Salah satu peserta aksi meyampaikan orasi menolak kebangkitan Orda Baru di Taman Braga, Jl. Braga, Kota Bandung, Rabu (21/5/25). (Farah Farihah/Magang).
SUAKAONLINE.COM – Memperingati 27 tahun lengsernya Soeharto, Komite 21 menggelar aksi “Melawan Kebangkitan Orde Baru” di Taman Braga, Kota Bandung, Rabu (21/5/2025). Aksi ini menolak narasi pelurusan sejarah yang menyebut Soeharto sebagai pahlawan, dan menyoroti agenda Reformasi 1998 yang dinilai telah dikhianati oleh rezim saat ini.
Komite 21 menyerukan bahwa rezim Orde Baru tidak hanya menindas secara fisik, tetapi juga secara ideologis. Pasca pembantaian 1965, Soeharto membentuk citra bapak pembangunan yang menyembunyikan kekerasan negara terhadap rakyat. Kritik terhadap pembangunan dianggap ancaman dan sering dicap sebagai komunis label yang ketika itu bisa berarti vonis mati.
“Gerakan mahasiswa di masa Orde Baru menunjukkan betapa militeristiknya pemerintahan Soeharto, masyarakat dikaburkan dalam kesadaran kritis mereka tidak bisa melihat konflik sosial yang terjadi berdalih pembangunan negara. Itulah sebabnya gerakan Reformasi 1998 lahir untuk mengakhiri kediktatoran ini,” ujar Vara salah satu orator aksi.
Komite 21 mengingatkan bahwa dari enam agenda utama Reformasi 1998, hanya satu yang benar-benar terlaksana. Selebihnya terbengkalai atau dijalankan setengah hati:
- Mengadili Soeharto dan kroninya (tidak tuntas)
- Amandemen UUD 1945 (terlaksana)
- Menghapus dwifungsi ABRI (tidak tuntas)
- Melaksanakan otonomi daerah seluas-luasnya (tidak tuntas)

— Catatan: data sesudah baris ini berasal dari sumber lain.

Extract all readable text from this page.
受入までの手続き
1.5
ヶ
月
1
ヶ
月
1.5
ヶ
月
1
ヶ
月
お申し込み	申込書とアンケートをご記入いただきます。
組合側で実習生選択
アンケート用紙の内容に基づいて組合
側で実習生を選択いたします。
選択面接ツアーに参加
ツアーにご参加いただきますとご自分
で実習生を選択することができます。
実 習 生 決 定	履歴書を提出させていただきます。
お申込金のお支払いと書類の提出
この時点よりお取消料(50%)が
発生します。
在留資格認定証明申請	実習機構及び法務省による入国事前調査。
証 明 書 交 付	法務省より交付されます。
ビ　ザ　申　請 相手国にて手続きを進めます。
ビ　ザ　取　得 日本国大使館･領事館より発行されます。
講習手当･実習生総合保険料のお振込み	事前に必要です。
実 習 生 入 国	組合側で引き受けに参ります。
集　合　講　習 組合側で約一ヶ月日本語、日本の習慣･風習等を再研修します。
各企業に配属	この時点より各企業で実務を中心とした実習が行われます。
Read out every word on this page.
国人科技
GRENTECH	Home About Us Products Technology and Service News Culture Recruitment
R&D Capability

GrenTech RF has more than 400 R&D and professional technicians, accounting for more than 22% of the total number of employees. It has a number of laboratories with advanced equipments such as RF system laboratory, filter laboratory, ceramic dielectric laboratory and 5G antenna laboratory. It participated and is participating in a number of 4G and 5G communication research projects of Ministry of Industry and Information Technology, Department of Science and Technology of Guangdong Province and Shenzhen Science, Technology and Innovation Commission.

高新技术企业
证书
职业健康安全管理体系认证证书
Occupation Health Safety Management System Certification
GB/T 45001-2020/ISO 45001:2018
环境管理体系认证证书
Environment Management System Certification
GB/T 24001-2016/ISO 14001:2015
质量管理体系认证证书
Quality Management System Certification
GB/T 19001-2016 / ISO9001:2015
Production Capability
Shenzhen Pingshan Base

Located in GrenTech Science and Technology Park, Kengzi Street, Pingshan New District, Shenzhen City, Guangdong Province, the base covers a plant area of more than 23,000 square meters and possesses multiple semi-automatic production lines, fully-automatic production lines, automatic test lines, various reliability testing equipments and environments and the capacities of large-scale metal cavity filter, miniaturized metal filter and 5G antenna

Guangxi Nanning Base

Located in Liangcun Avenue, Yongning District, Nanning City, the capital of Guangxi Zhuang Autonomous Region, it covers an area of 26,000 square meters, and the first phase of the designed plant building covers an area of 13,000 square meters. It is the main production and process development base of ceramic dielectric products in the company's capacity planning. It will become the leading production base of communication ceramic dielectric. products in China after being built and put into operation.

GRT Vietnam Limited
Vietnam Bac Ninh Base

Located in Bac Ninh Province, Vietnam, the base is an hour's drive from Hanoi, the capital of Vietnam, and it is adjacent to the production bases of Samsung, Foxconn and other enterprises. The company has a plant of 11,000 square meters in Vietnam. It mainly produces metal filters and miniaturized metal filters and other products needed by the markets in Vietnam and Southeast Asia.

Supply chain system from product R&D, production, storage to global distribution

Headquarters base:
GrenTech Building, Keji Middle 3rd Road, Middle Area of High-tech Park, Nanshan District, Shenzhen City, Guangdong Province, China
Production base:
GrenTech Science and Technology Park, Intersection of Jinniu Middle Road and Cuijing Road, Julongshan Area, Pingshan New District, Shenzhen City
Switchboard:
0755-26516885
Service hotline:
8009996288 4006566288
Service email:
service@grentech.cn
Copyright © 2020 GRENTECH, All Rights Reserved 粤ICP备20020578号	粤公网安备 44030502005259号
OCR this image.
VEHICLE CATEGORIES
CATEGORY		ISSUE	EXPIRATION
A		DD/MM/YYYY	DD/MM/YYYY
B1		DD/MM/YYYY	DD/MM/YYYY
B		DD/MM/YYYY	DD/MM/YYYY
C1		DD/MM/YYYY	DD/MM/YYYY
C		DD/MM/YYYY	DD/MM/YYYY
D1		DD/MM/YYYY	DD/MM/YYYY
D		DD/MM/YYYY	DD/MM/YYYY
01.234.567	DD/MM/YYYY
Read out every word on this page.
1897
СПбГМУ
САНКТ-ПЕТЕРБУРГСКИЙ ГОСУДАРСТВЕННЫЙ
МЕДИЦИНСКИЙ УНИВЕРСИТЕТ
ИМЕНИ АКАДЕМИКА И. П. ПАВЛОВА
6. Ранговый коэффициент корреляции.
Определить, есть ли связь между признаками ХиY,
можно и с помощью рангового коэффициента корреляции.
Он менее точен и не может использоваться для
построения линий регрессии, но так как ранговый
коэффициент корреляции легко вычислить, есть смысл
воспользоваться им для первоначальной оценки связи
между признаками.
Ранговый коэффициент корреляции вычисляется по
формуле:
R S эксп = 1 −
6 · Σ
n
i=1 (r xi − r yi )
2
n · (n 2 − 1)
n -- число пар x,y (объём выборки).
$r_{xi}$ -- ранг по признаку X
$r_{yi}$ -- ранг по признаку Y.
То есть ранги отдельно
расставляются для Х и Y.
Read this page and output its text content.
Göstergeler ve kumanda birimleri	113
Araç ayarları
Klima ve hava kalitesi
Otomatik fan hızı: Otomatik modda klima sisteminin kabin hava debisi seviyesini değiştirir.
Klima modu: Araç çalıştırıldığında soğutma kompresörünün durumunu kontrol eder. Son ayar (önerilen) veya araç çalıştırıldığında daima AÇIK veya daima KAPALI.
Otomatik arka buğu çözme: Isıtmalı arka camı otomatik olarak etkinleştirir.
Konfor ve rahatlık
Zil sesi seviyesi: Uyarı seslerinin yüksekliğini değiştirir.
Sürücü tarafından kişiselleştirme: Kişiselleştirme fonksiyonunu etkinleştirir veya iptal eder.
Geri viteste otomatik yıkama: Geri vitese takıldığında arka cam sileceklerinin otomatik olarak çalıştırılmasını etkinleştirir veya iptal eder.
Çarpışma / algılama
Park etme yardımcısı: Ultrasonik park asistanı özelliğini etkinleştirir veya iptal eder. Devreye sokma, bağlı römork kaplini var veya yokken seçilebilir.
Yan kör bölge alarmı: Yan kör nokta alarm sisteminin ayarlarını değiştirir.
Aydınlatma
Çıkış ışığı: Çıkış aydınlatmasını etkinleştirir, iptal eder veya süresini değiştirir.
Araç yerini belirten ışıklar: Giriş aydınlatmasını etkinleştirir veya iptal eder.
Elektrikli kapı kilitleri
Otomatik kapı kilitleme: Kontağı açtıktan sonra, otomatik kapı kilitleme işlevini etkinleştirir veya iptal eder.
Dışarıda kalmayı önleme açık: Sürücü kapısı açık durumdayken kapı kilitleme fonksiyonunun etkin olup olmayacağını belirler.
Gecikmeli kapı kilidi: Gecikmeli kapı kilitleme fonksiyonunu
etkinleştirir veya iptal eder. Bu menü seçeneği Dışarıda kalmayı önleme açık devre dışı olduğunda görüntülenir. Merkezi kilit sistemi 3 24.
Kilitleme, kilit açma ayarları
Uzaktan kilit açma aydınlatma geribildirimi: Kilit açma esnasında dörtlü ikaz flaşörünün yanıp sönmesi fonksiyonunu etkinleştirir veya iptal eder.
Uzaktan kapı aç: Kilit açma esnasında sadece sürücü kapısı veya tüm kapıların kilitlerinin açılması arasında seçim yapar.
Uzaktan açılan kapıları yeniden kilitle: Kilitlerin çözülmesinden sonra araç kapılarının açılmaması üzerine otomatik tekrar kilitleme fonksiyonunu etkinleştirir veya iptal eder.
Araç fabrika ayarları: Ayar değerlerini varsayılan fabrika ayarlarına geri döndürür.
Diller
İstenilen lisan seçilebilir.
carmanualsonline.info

- Menegakkan supremasi hukum (setengah hati)
- Mewujudkan pemerintahan bersih dari KKN (setengah hati)
Dalam aksi tersebut, massa mengecam kebijakan masa kini yang dinilai meneruskan pola represif Orde Baru. UU Cipta Kerja menjadi simbol kembalinya rezim pembangunanisme yang berorientasi pada investasi, bukan kesejahteraan rakyat. Kebijakan ini dianggap mengorbankan rakyat demi kepentingan investor.
“UU Cipta Kerja memperluas pasar tanah dan melegalkan praktik perampasan lahan. Semakin luas pasar tanah, semakin masif pula perampasan terjadi. Negara bukan lagi pelindung rakyat, tapi agen modal asing,” tegas peserta aksi.
Aksi diwarnai teatrikal mediasi dengan arwah Soeharto sebagai simbol bahwa dosa-dosa masa lalu belum selesai. Para aktor mengenakan atribut tentara, membawa bunga, cat merah menyerupai darah, dan menampilkan adegan tubuh terhempas ke lantai. Ini menggambarkan penderitaan rakyat selama era Orde Baru.
Menjelang akhir aksi, massa berkumpul untuk mendengarkan pembacaan pernyataan sikap sebagai puncak dari rangkaian kegiatan.Selebaran berisi tuntutan juga dibagikan kepada peserta aksi. Dalam teks tersebut tertulis: “Ini bukan hanya soal masa lalu, tapi juga masa depan. Reformasi yang dikorbankan jangan dikhianati.”